Colorado Loses Race to the Top: State Board's Bob Schaffer, Marcia Neal Respond

Update, 3 PM: State Board member Randy DeHoff also added some comments. Scroll to the end of the post to read them.

At my age, I figured I knew pretty well how the world works. I told you that Colorado’s green light from the National Council on Teacher Quality made them practically a sure thing to win a share of Race to the Top round two federal dollars. Was I wrong or what? Instead of Colorado becoming one of the 10 winners, our state finished 17th out of 19! Let me tell you what: I can’t wait to see the explanation for this one. It’s not just me. Education policy guru Rick Hess says it’s ludicrous that Colorado and Louisiana were “left out in the cold.”

Curious themselves, my Education Policy Center friends asked some Colorado State Board of Education members for their reactions to the surprising news.

“It’s a shame funds purloined from Colorado taxpayers will now head to other states, in greater quantities, for the education of other people’s children,” said State Board chair Bob Schaffer, R-Fort Collins. “Nonetheless, accepting cash from the federal bureaucracy always comes at a competing price. In this case, the attached strings and red tape are considerable. In the end, the opinions of Washington, D.C.’s government workers are not what matters most when it comes to the quality and direction of Colorado’s schools.”

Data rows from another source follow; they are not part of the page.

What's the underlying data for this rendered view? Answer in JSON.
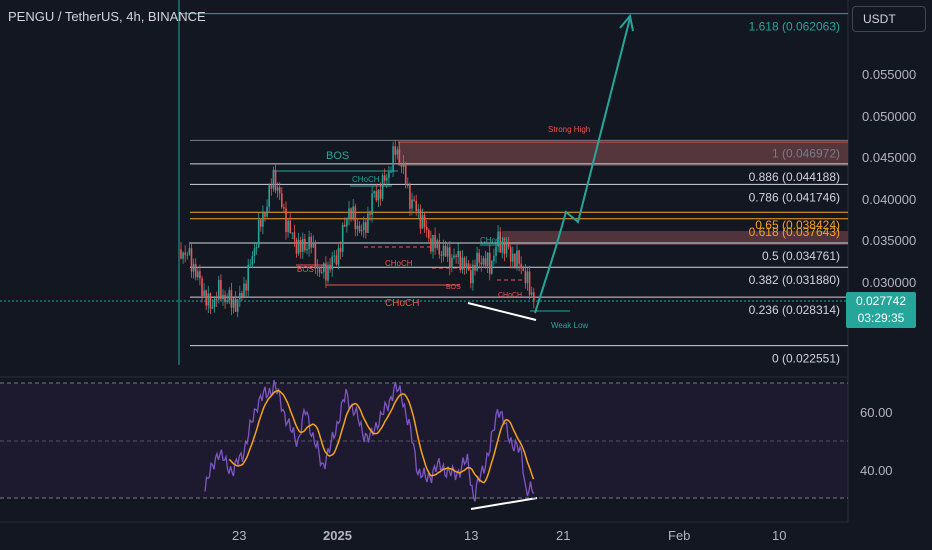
{
  "header": {
    "title": "PENGU / TetherUS, 4h, BINANCE"
  },
  "currency_badge": "USDT",
  "price_tag": {
    "price": "0.027742",
    "countdown": "03:29:35",
    "color": "#26a69a"
  },
  "price_axis": [
    "0.055000",
    "0.050000",
    "0.045000",
    "0.040000",
    "0.035000",
    "0.030000"
  ],
  "rsi_axis": [
    "60.00",
    "40.00"
  ],
  "time_axis": [
    "23",
    "2025",
    "13",
    "21",
    "Feb",
    "10"
  ],
  "fib_levels": [
    {
      "label": "1.618 (0.062063)",
      "price": 0.062063,
      "color": "#26a69a"
    },
    {
      "label": "1 (0.046972)",
      "price": 0.046972,
      "color": "#787b86"
    },
    {
      "label": "0.886 (0.044188)",
      "price": 0.044188,
      "color": "#d1d4dc"
    },
    {
      "label": "0.786 (0.041746)",
      "price": 0.041746,
      "color": "#d1d4dc"
    },
    {
      "label": "0.65 (0.038424)",
      "price": 0.038424,
      "color": "#f7a21b"
    },
    {
      "label": "0.618 (0.037643)",
      "price": 0.037643,
      "color": "#f7a21b"
    },
    {
      "label": "0.5 (0.034761)",
      "price": 0.034761,
      "color": "#d1d4dc"
    },
    {
      "label": "0.382 (0.031880)",
      "price": 0.03188,
      "color": "#d1d4dc"
    },
    {
      "label": "0.236 (0.028314)",
      "price": 0.028314,
      "color": "#d1d4dc"
    },
    {
      "label": "0 (0.022551)",
      "price": 0.022551,
      "color": "#d1d4dc"
    }
  ],
  "annotations": {
    "bos_top": "BOS",
    "bos_left": "BOS",
    "bos_right": "BOS",
    "choch_1": "CHoCH",
    "choch_2": "CHoCH",
    "choch_3": "CHoCH",
    "choch_4": "CHoCH",
    "choch_5": "CHoCH",
    "strong_high": "Strong High",
    "weak_low": "Weak Low"
  },
  "colors": {
    "background": "#131722",
    "bull": "#26a69a",
    "bear": "#ef5350",
    "rsi": "#7e57c2",
    "rsi_ma": "#f7a21b",
    "supply_zone": "#5d3a40"
  }
}
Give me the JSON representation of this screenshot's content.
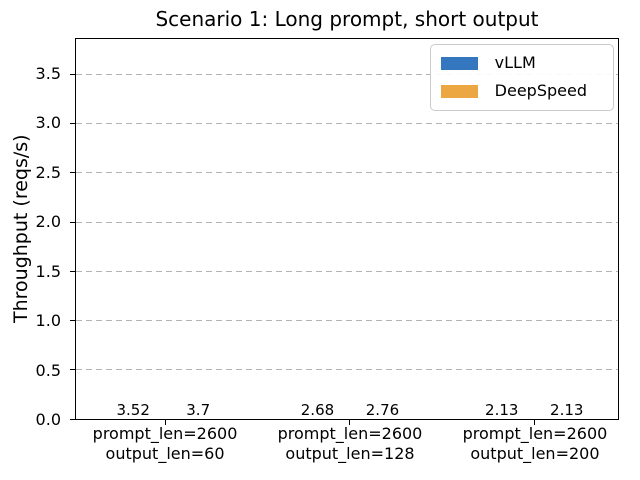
{
  "chart_data": {
    "type": "bar",
    "title": "Scenario 1: Long prompt, short output",
    "xlabel": "",
    "ylabel": "Throughput (reqs/s)",
    "categories": [
      "prompt_len=2600\noutput_len=60",
      "prompt_len=2600\noutput_len=128",
      "prompt_len=2600\noutput_len=200"
    ],
    "series": [
      {
        "name": "vLLM",
        "color": "#3477bf",
        "values": [
          3.52,
          2.68,
          2.13
        ],
        "labels": [
          "3.52",
          "2.68",
          "2.13"
        ]
      },
      {
        "name": "DeepSpeed",
        "color": "#eca743",
        "values": [
          3.7,
          2.76,
          2.13
        ],
        "labels": [
          "3.7",
          "2.76",
          "2.13"
        ]
      }
    ],
    "ylim": [
      0,
      3.86
    ],
    "yticks": [
      0.0,
      0.5,
      1.0,
      1.5,
      2.0,
      2.5,
      3.0,
      3.5
    ],
    "ytick_labels": [
      "0.0",
      "0.5",
      "1.0",
      "1.5",
      "2.0",
      "2.5",
      "3.0",
      "3.5"
    ],
    "grid": "horizontal dashed, drawn above bars",
    "legend_position": "upper right"
  },
  "colors": {
    "background": "#ffffff",
    "spine": "#000000",
    "gridline": "#b3b3b3",
    "legend_border": "#cbcbcb",
    "vllm_blue": "#3477bf",
    "deepspeed_orange": "#eca743"
  }
}
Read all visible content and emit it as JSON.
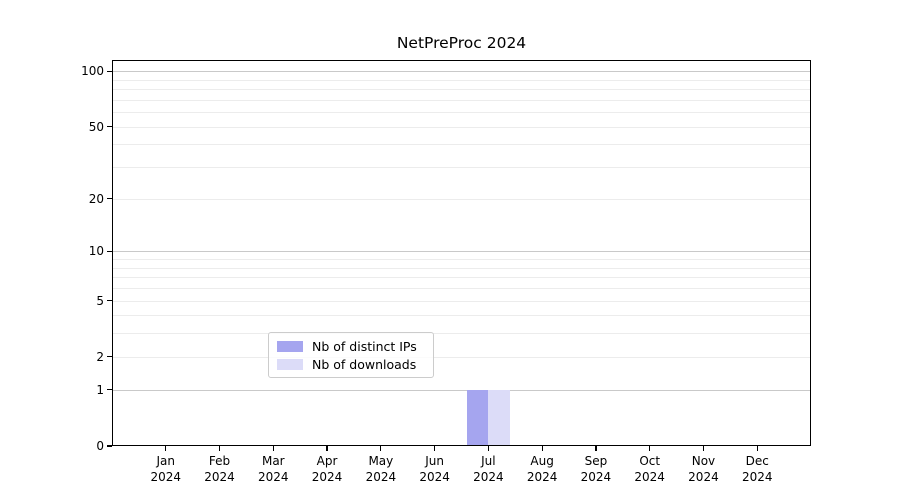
{
  "chart_data": {
    "type": "bar",
    "title": "NetPreProc 2024",
    "categories": [
      "Jan",
      "Feb",
      "Mar",
      "Apr",
      "May",
      "Jun",
      "Jul",
      "Aug",
      "Sep",
      "Oct",
      "Nov",
      "Dec"
    ],
    "category_year": "2024",
    "series": [
      {
        "name": "Nb of distinct IPs",
        "color": "#a5a5ef",
        "values": [
          0,
          0,
          0,
          0,
          0,
          0,
          1,
          0,
          0,
          0,
          0,
          0
        ]
      },
      {
        "name": "Nb of downloads",
        "color": "#dcdcf8",
        "values": [
          0,
          0,
          0,
          0,
          0,
          0,
          1,
          0,
          0,
          0,
          0,
          0
        ]
      }
    ],
    "y_axis": {
      "scale": "log10(value+1)",
      "tick_values": [
        100,
        50,
        20,
        10,
        5,
        2,
        1,
        0
      ],
      "tick_labels": [
        "100",
        "50",
        "20",
        "10",
        "5",
        "2",
        "1",
        "0"
      ],
      "major_gridlines": [
        1,
        10,
        100
      ],
      "minor_gridlines": [
        2,
        3,
        4,
        5,
        6,
        7,
        8,
        9,
        20,
        30,
        40,
        50,
        60,
        70,
        80,
        90
      ],
      "max": 115
    },
    "legend_position": "lower-center",
    "grid": true
  },
  "colors": {
    "axis": "#000000",
    "major_grid": "#c9c9c9",
    "minor_grid": "#ececec",
    "legend_border": "#cccccc",
    "text": "#000000"
  }
}
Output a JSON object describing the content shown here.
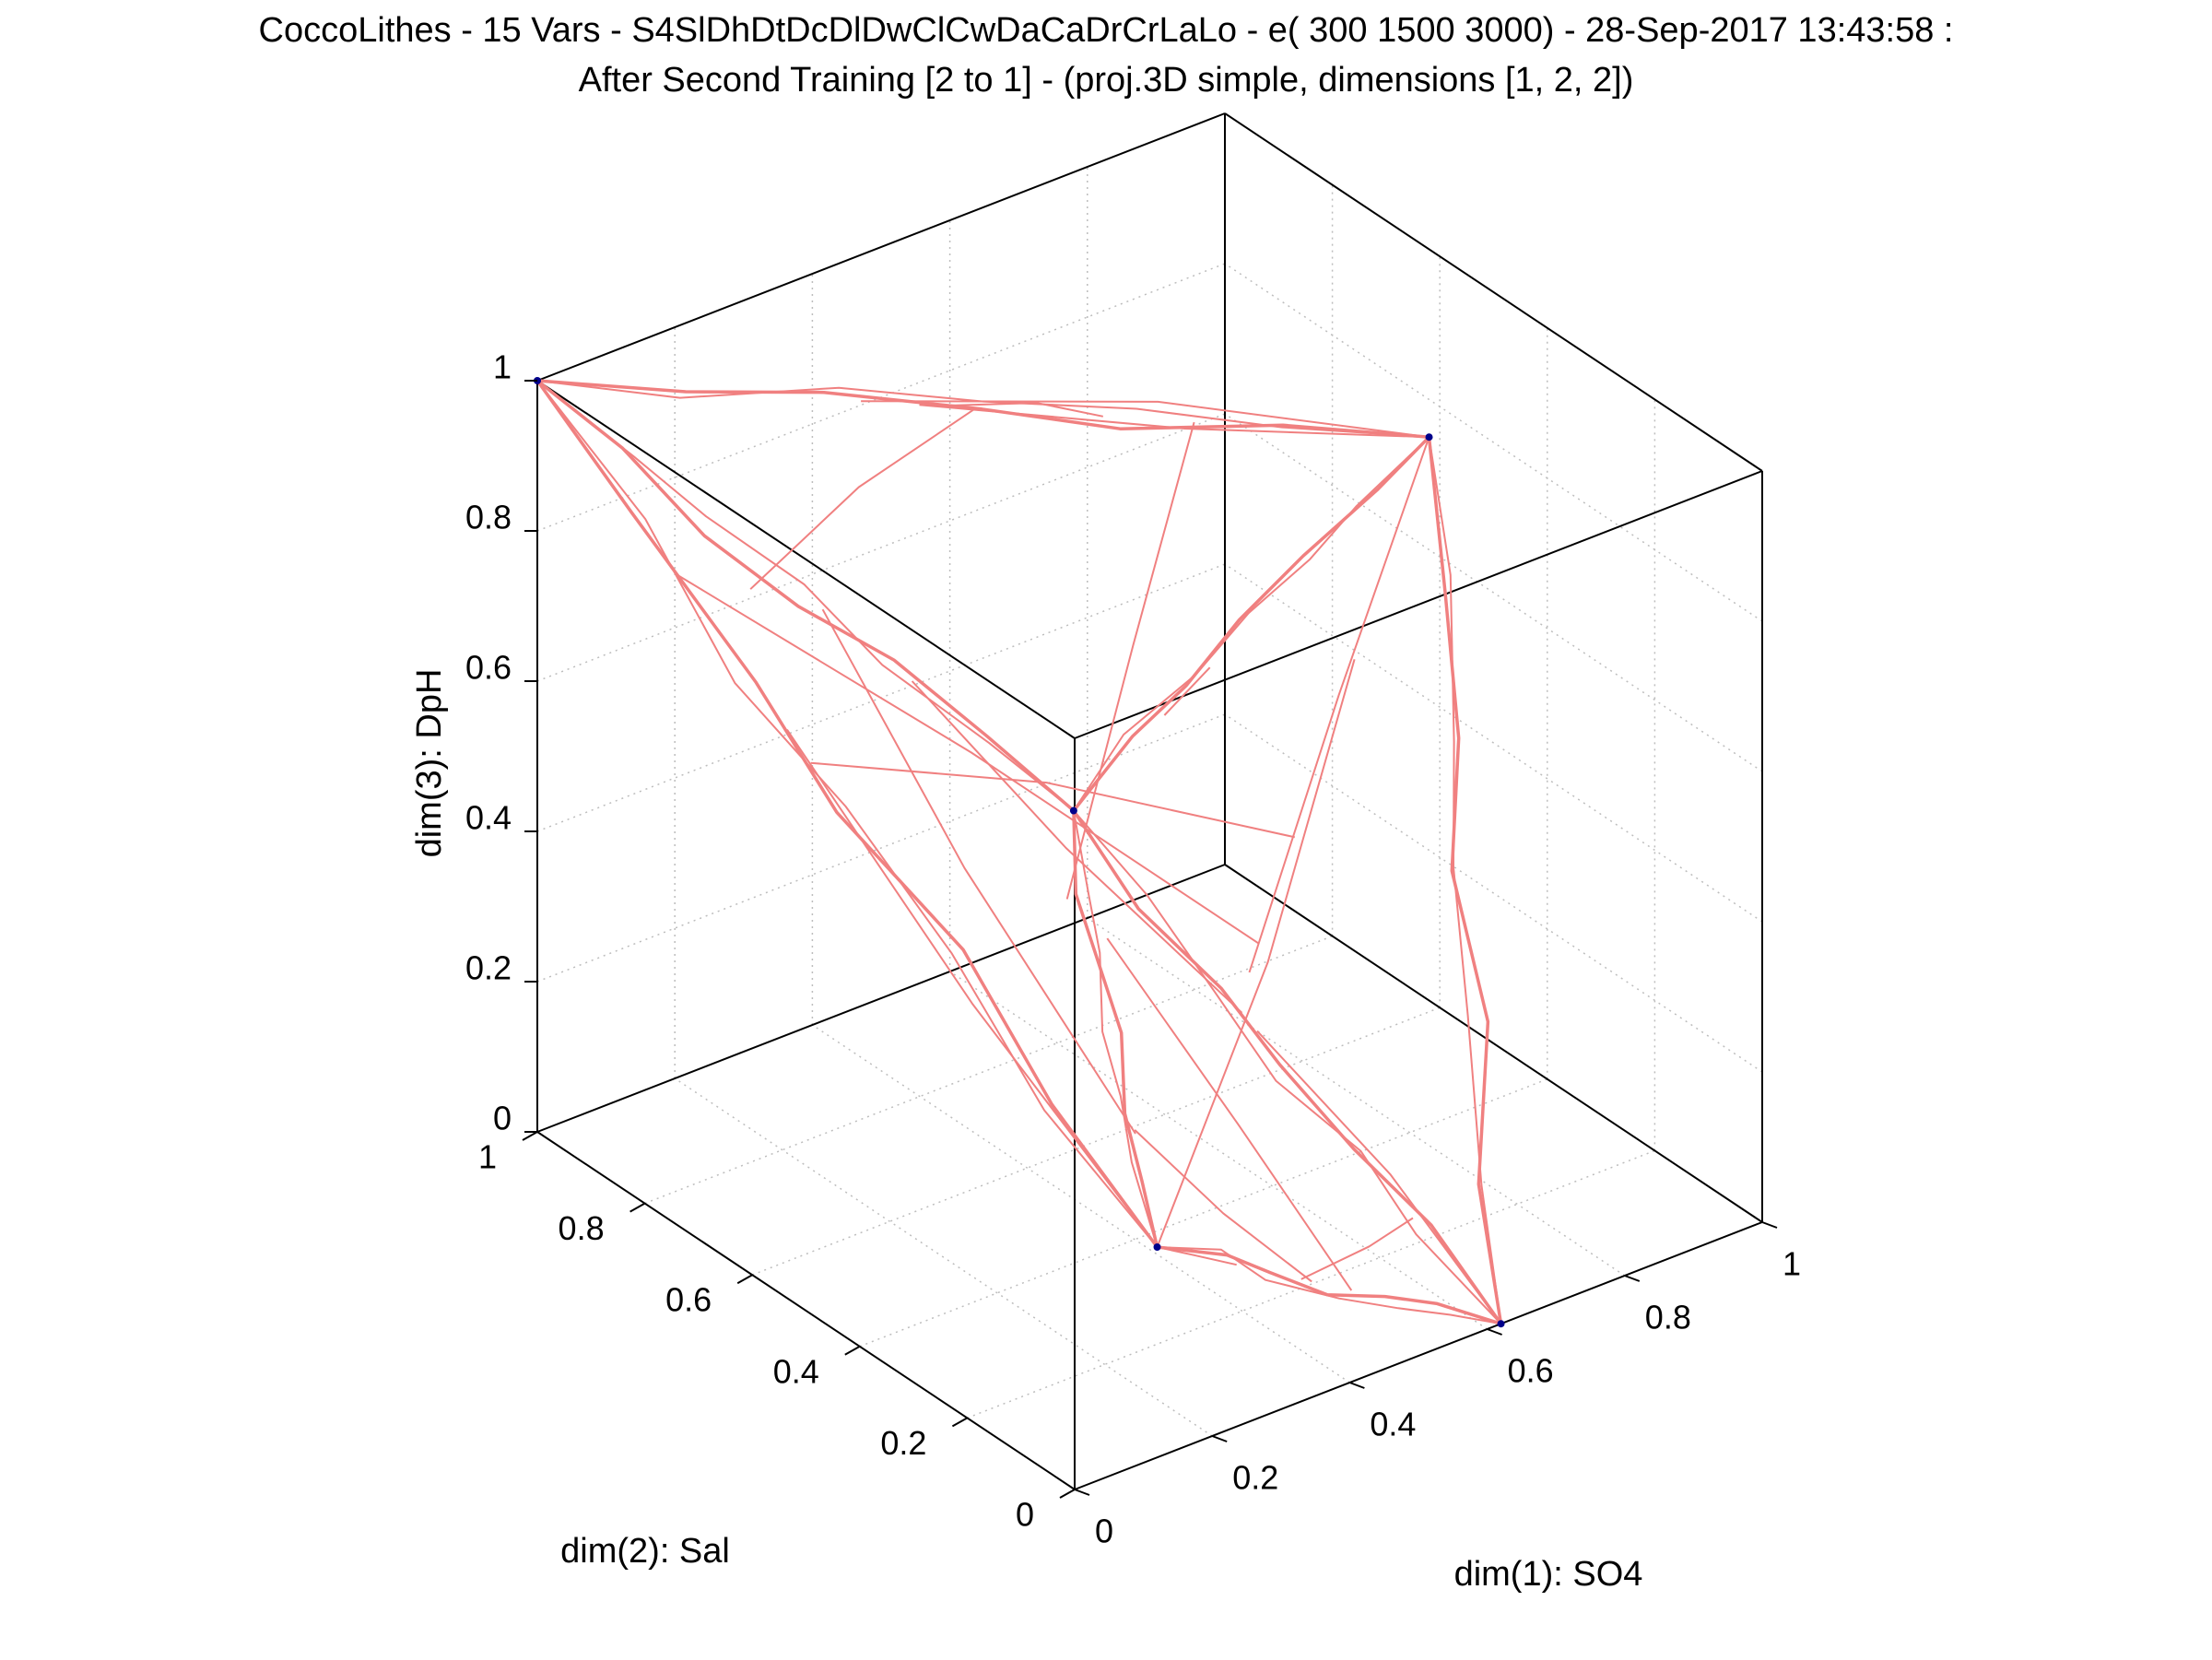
{
  "chart_data": {
    "type": "3d-mesh",
    "title": [
      "CoccoLithes - 15 Vars - S4SlDhDtDcDlDwClCwDaCaDrCrLaLo - e( 300 1500 3000) - 28-Sep-2017 13:43:58 :",
      "After Second Training [2 to 1] - (proj.3D simple, dimensions [1, 2, 2])"
    ],
    "axes": {
      "x": {
        "label": "dim(1): SO4",
        "range": [
          0,
          1
        ],
        "ticks": [
          "0",
          "0.2",
          "0.4",
          "0.6",
          "0.8",
          "1"
        ]
      },
      "y": {
        "label": "dim(2): Sal",
        "range": [
          0,
          1
        ],
        "ticks": [
          "0",
          "0.2",
          "0.4",
          "0.6",
          "0.8",
          "1"
        ]
      },
      "z": {
        "label": "dim(3): DpH",
        "range": [
          0,
          1
        ],
        "ticks": [
          "0",
          "0.2",
          "0.4",
          "0.6",
          "0.8",
          "1"
        ]
      }
    },
    "grid": true,
    "mesh_color": "#f08080",
    "corner_point_color": "#00008b",
    "corner_points": [
      {
        "name": "P1",
        "x": 0.0,
        "y": 1.0,
        "z": 1.0
      },
      {
        "name": "P2",
        "x": 1.0,
        "y": 0.62,
        "z": 0.75
      },
      {
        "name": "P3",
        "x": 0.12,
        "y": 0.0,
        "z": 0.28
      },
      {
        "name": "P4",
        "x": 0.78,
        "y": 1.0,
        "z": 0.15
      },
      {
        "name": "P5",
        "x": 0.62,
        "y": 0.0,
        "z": 0.0
      }
    ],
    "mesh_edges": [
      [
        "P1",
        "P2"
      ],
      [
        "P1",
        "P3"
      ],
      [
        "P1",
        "P4"
      ],
      [
        "P3",
        "P5"
      ],
      [
        "P5",
        "P4"
      ],
      [
        "P5",
        "P2"
      ],
      [
        "P4",
        "P2"
      ],
      [
        "P3",
        "P4"
      ]
    ]
  }
}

Another board member chimed in with her initial reaction. “It was a disappointment as, without those funds, Colorado will be hard pressed to complete reform plans associated with SB 212 (CAP4K) under the present time line,” said Marcia Neal, R-Grand Junction. The state’s hopes to fully implement the new academic standards and adopt new assessments is a lot less likely to take place in the next couple years.

Neal noted the possibility that we might see an effort to slow down or roll back Senate Bill 191 — the tenure and evaluation reform legislation that passed with bipartisan support and with many believing it would put Colorado on the inside track to win RTTT. She also mentioned that she has “received significant communications from various school leaders asking me if the decision to sign on to the Common Core standards might be reversed if we don’t secure the award.”

“If we are to remain a great nation we absolutely must produce students that are prepared for the technological future that they will inhabit,” Neal concluded. “There is a lot of great work going on at [the Colorado Department of Education] and we must be sure we continue on that path.” [Links added]

Chairman Schaffer also ended on a hopeful note. “Our goal will continue to be toward the establishment of world-class schools — moving toward more academic choices and options for parents to select for their own kids, moving toward internationally competitive academic standards and moving toward treating teachers like real professionals rather than union workers,” he said. “I think, in the long run, the independence of states to innovate will be more valuable than the short-term infusion of federal cash that comes at a price of mediocrity and servitude.”

State Board member Randy DeHoff brought attention to a key fact that begins to explain why Colorado lost out today: “…what was immediately obvious is that two of the five [RTTT grant] reviewers don’t understand local control. It also appears they scored us significantly lower because we did not have teacher union support for our application. Those two reviewers gave us an average of 350 out of 500 points. The other three reviewers gave us an average of 450 points, which would have placed us among the winners. Obviously there was a problem with the way the applications were scored – a problem that was pointed out after the first round but was not changed.”

DeHoff concluded, “I believe the reform agenda we are on is the right agenda. We had adopted these reforms before Race to the Top, and we will continue pursuing these reforms with or without [it]. Without those extra resources, it will obviously take longer to do some things (but not everything), but that doesn’t mean we should stop trying to do them.”